TL;DR: In this weekly update, Phala Network’s team talks about the launch of Khala Transfer, the success of Khala Secure Worker Mining, dev updates and more.
TL;DR: Acala adds a new derivative, Liquid Crowdloan DOT (lcDOT), in order to enable its crowdloan participants to maintain liquidity, resolving the issue of the DOT lock up.
TL;DR: Equilibrium/Genshiro team share their major September milestones, such as Genshiro’s closed beta, Fluid DOT staking, DeFi Llama listing and more.
TL;DR: Asset teleportation on Statemine broke this week due to incompatible XCM versions. Thankfully, the referendum to fix this has now passed.
TL;DR: Gavin Wood announces the successful asset transfer, using the new XCM format, which he explained in his article series.
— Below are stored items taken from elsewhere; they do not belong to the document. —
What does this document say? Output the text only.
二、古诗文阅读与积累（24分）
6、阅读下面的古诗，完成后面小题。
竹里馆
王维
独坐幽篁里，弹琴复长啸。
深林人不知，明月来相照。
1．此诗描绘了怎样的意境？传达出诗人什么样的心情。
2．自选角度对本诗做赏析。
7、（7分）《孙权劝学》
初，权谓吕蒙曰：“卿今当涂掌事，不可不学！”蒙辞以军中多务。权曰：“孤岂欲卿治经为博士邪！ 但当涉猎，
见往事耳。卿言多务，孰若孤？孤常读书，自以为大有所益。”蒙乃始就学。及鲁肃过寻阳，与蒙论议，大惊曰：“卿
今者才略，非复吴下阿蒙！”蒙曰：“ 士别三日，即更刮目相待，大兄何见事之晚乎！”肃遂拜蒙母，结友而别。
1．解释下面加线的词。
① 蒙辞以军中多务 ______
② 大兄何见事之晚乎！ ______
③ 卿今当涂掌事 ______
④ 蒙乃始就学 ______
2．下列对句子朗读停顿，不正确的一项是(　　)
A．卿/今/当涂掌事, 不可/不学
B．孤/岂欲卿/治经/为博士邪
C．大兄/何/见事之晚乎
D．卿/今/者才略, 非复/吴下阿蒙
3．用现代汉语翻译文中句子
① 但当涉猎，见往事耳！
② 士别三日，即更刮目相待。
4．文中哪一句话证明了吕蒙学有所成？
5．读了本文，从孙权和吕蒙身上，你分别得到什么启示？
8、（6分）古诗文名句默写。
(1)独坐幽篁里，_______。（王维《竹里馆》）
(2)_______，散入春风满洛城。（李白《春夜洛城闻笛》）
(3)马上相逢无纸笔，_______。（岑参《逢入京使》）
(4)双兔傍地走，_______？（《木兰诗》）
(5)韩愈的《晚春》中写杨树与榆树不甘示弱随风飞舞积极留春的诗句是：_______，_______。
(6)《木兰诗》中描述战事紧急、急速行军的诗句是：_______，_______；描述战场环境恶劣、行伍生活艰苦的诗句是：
(Polkadot) Referendum 38, Referendum 37, and many others were proposed and eventually passed to upgrade Polkadot to Runtime v9110. Some mishaps were involved as the initial version did not have the proper compressed hash.
(Kusama) Referendum 138, executed to force Kusama to only send v0 XCM messages to Statemine.
(Kusama) Referendum 139, a proposal to upgrade Statemine’s runtime to v4.
All info in this newsletter is purely educational and should only be used to inform your own research. We're not offering investment advice, endorsement of any project or approach, or promise of any outcome. This is prepared using public information and couldn't possibly account for anyone's specific goals or financial situation. Be careful and keep up the honest work!